Major IRS Settlement Changes Announced

The IRS has announced a major change that will affect most people with unpaid tax debt who would like to resolve that debt with the government but can not pay in full. The settlement program used by the IRS to adjust tax debts is called Offer in Compromise. It is the basis for late night advertising that promises “pennies on the dollar” discounts for delinquent tax obligations. The idea of cheap resolution for outstanding tax debts has long been more promise than reality. This recent change could result in many more successful settlements.

On May 21, 2012, the Internal Revenue Service sent a memorandum to its settlement offer specialists with guidelines that authorize much more liberal procedures for analysis of offers. While many of the changes are applicable to only limited cases, there are several big changes that will impact most individual taxpayers. The change with the broadest impact will likely be the method the IRS uses to calculate future income.

Provided there is no misconduct involved, the IRS uses a tabulation method to evaluate a settlement offer. The IRS will generally accept a settlement of tax debt when offered the net liquidation value of the taxpayer’s assets and the net present value of the taxpayer’s future disposable income. Of course, as with most everything involving the government, the devil is in the details. The IRS has just changed those devilish details and made them much more favorable to the taxpayer.

To come up with the amount of future income that must be paid as part of a tax settlement the taxpayer’s disposable income must first be determined. Disposable income has long been calculated by deducting standard living expenses from net income received by the taxpayer. The IRS uses data from a federal data compilation agency, the Bureau of Labor Statistics, to establish standard living expenses for American families.

In the past, some major potential expenses were not allowed. For example, only the repayment of student loans used to fund post-graduate education was allowed as a deduction against income. In a significant change, the IRS will now allow the deduction of payments for all government guaranteed student loans used to pay for any education after high school. Guidelines prohibited the allowance of payments required on past due state and local tax. The payment of delinquent state and local tax will now be prorated with federal liability and proportionately allowed in most circumstances. These changes will impact many taxpayers with unpaid federal tax liabilities.

However, the single largest change in the way in which the government calculates net future income involves the multiplier used to convert monthly disposable income into a settlement payment to the IRS. The IRS will accept payment of an accepted settlement in two different ways, lump sum or short term payments considered the same as cash, and deferred payment over a period of 24 months. Before the recent change, the IRS multiplied monthly disposable income by 48 to determine its net present value if the payment was to be made within six or fewer months from acceptance. If a 24 month payment period was chosen, the disposable income was multiplied by 60 to determine its net present value.

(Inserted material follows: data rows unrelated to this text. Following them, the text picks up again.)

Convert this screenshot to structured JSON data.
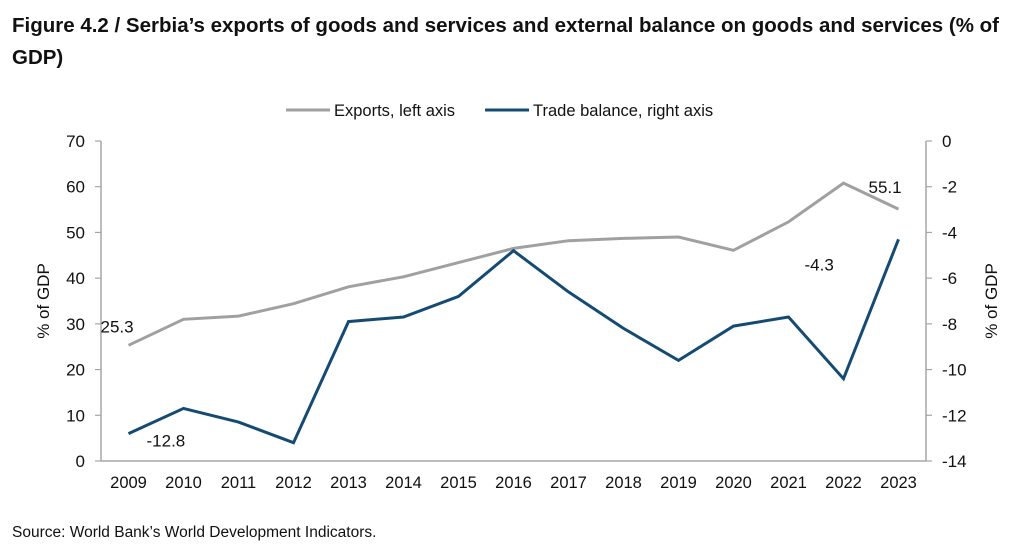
{
  "title": "Figure 4.2 / Serbia’s exports of goods and services and external balance on goods and services (% of GDP)",
  "source": "Source: World Bank’s World Development Indicators.",
  "chart_data": {
    "type": "line",
    "title": "Figure 4.2 / Serbia’s exports of goods and services and external balance on goods and services (% of GDP)",
    "x": [
      "2009",
      "2010",
      "2011",
      "2012",
      "2013",
      "2014",
      "2015",
      "2016",
      "2017",
      "2018",
      "2019",
      "2020",
      "2021",
      "2022",
      "2023"
    ],
    "xlabel": "",
    "y_left": {
      "label": "% of GDP",
      "range": [
        0,
        70
      ],
      "ticks": [
        0,
        10,
        20,
        30,
        40,
        50,
        60,
        70
      ]
    },
    "y_right": {
      "label": "% of GDP",
      "range": [
        -14,
        0
      ],
      "ticks": [
        -14,
        -12,
        -10,
        -8,
        -6,
        -4,
        -2,
        0
      ]
    },
    "grid": false,
    "legend_position": "top-center",
    "series": [
      {
        "name": "Exports, left axis",
        "axis": "left",
        "color": "#a0a0a0",
        "values": [
          25.3,
          31.0,
          31.7,
          34.4,
          38.1,
          40.3,
          43.4,
          46.5,
          48.2,
          48.7,
          49.0,
          46.1,
          52.3,
          60.8,
          55.1
        ]
      },
      {
        "name": "Trade balance, right axis",
        "axis": "right",
        "color": "#154b73",
        "values": [
          -12.8,
          -11.7,
          -12.3,
          -13.2,
          -7.9,
          -7.7,
          -6.8,
          -4.8,
          -6.6,
          -8.2,
          -9.6,
          -8.1,
          -7.7,
          -10.4,
          -4.3
        ]
      }
    ],
    "annotations": [
      {
        "series": "Exports, left axis",
        "x": "2009",
        "text": "25.3"
      },
      {
        "series": "Exports, left axis",
        "x": "2023",
        "text": "55.1"
      },
      {
        "series": "Trade balance, right axis",
        "x": "2009",
        "text": "-12.8"
      },
      {
        "series": "Trade balance, right axis",
        "x": "2023",
        "text": "-4.3"
      }
    ]
  }
}
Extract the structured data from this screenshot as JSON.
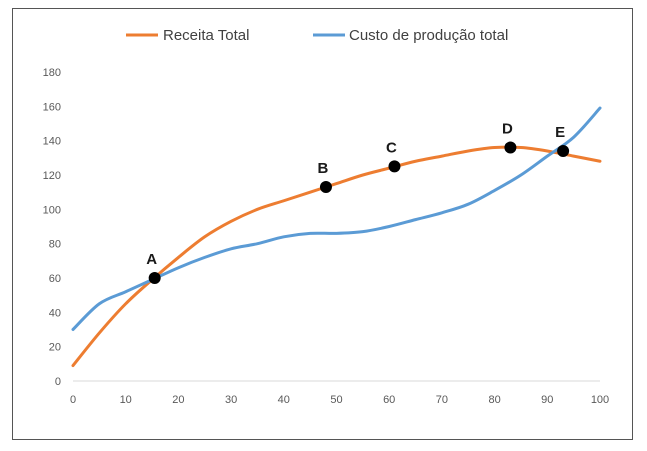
{
  "chart_data": {
    "type": "line",
    "title": "",
    "xlabel": "",
    "ylabel": "",
    "xlim": [
      0,
      100
    ],
    "ylim": [
      0,
      180
    ],
    "xticks": [
      0,
      10,
      20,
      30,
      40,
      50,
      60,
      70,
      80,
      90,
      100
    ],
    "yticks": [
      0,
      20,
      40,
      60,
      80,
      100,
      120,
      140,
      160,
      180
    ],
    "grid": false,
    "legend_position": "top",
    "series": [
      {
        "name": "Receita Total",
        "color": "#ED7D31",
        "x": [
          0,
          5,
          10,
          15,
          20,
          25,
          30,
          35,
          40,
          45,
          50,
          55,
          60,
          65,
          70,
          75,
          80,
          85,
          90,
          95,
          100
        ],
        "y": [
          9,
          28,
          45,
          59,
          72,
          84,
          93,
          100,
          105,
          110,
          115,
          120,
          124,
          128,
          131,
          134,
          136,
          136,
          134,
          131,
          128
        ]
      },
      {
        "name": "Custo de produção total",
        "color": "#5B9BD5",
        "x": [
          0,
          5,
          10,
          15,
          20,
          25,
          30,
          35,
          40,
          45,
          50,
          55,
          60,
          65,
          70,
          75,
          80,
          85,
          90,
          95,
          100
        ],
        "y": [
          30,
          45,
          52,
          59,
          66,
          72,
          77,
          80,
          84,
          86,
          86,
          87,
          90,
          94,
          98,
          103,
          111,
          120,
          131,
          142,
          159
        ]
      }
    ],
    "points": [
      {
        "label": "A",
        "x": 15.5,
        "y": 60
      },
      {
        "label": "B",
        "x": 48,
        "y": 113
      },
      {
        "label": "C",
        "x": 61,
        "y": 125
      },
      {
        "label": "D",
        "x": 83,
        "y": 136
      },
      {
        "label": "E",
        "x": 93,
        "y": 134
      }
    ]
  }
}
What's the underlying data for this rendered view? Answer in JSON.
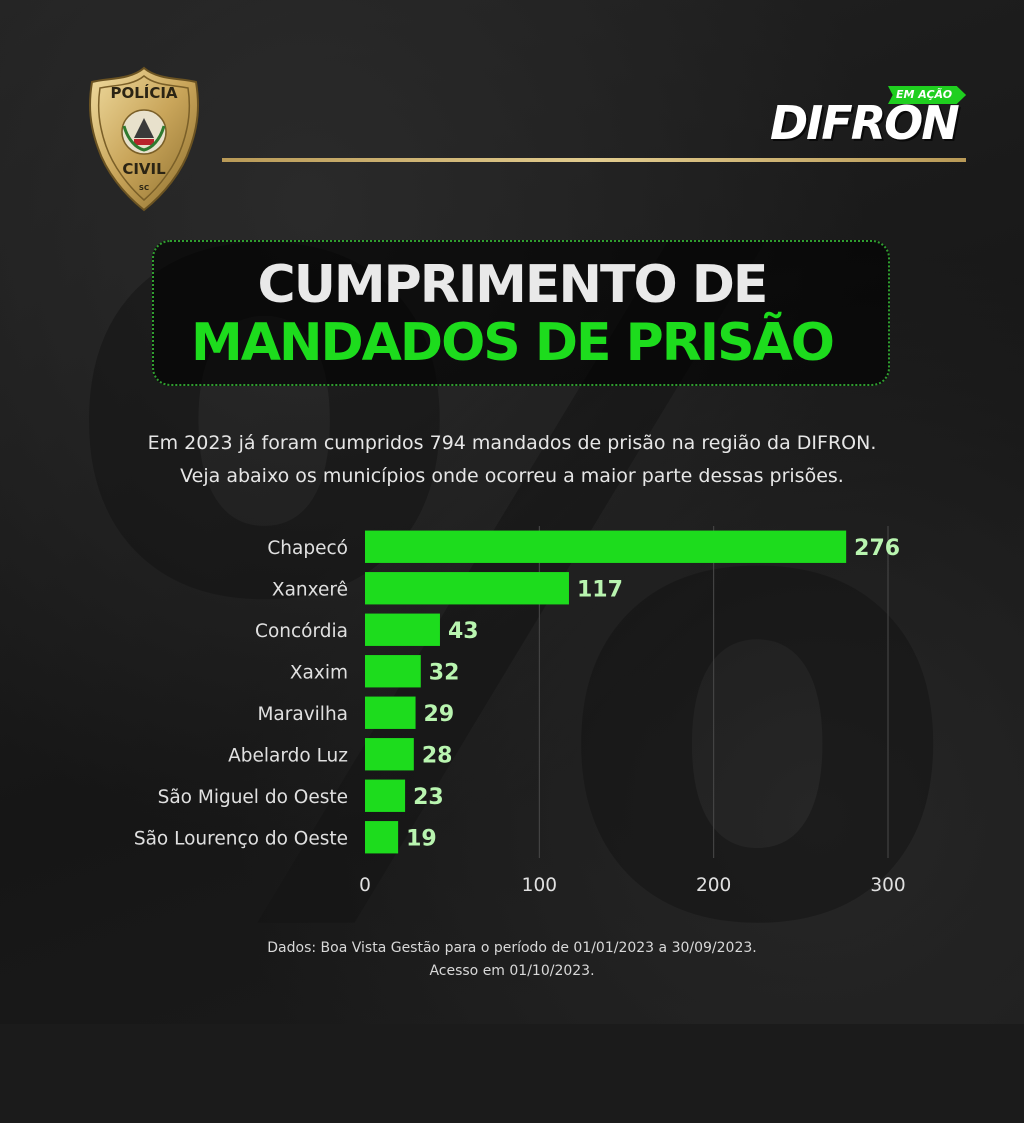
{
  "badge": {
    "top_text": "POLÍCIA",
    "bottom_text": "CIVIL",
    "state": "SC"
  },
  "logo": {
    "tag": "EM AÇÃO",
    "word": "DIFRON"
  },
  "title": {
    "line1": "CUMPRIMENTO DE",
    "line2": "MANDADOS DE PRISÃO"
  },
  "intro": {
    "line1": "Em 2023 já foram cumpridos 794 mandados de prisão na região da DIFRON.",
    "line2": "Veja abaixo os municípios onde ocorreu a maior parte dessas prisões."
  },
  "colors": {
    "bar": "#1ddc1d",
    "title_highlight": "#1ddc1d",
    "value_label": "#b9f5b0",
    "gold_rule": "#d6bd7c"
  },
  "chart_data": {
    "type": "bar",
    "orientation": "horizontal",
    "categories": [
      "Chapecó",
      "Xanxerê",
      "Concórdia",
      "Xaxim",
      "Maravilha",
      "Abelardo Luz",
      "São Miguel do Oeste",
      "São Lourenço do Oeste"
    ],
    "values": [
      276,
      117,
      43,
      32,
      29,
      28,
      23,
      19
    ],
    "xlim": [
      0,
      300
    ],
    "xticks": [
      0,
      100,
      200,
      300
    ],
    "grid": true,
    "title": "",
    "xlabel": "",
    "ylabel": ""
  },
  "footer": {
    "line1": "Dados: Boa Vista Gestão para o período de 01/01/2023 a 30/09/2023.",
    "line2": "Acesso em 01/10/2023."
  }
}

The future income net present value multiplier has been reduced by 36 months in each category. If a settlement is to be paid in cash or within six months, disposable income is multiplied by 12. If a settlement is to be paid over a period of 24 months, disposable income is multiplied by 24. For taxpayers with no home equity and few other assets, this will cut the amount of an acceptable settlement offer to as little as ¼ the amount that would have previously been required.

There are other changes that apply to the way in which the net value of the taxpayer’s assets is calculated that will be helpful to many average American families. For example, the IRS will now disregard the first $3,450 of equity in up to two vehicles in calculating asset liquidation value. Taxpayers can now keep one month’s worth of allowed living expenses in their bank account plus $1,000 without adding to the liquidation value calculation. Again, this will lower the settlement threshold for many taxpayers.

These welcome changes in the Offer in Compromise program standards should prompt a flood of new offers. In addition, many pending settlements that would not have been accepted will now be allowed. This is none too soon for many struggling Americans with unpaid tax debt. Now IRS collection officers can focus their time on cases that deserve their attention and direct besieged homeowners and wage income taxpayers to the Offer in Compromise program for relief from collection.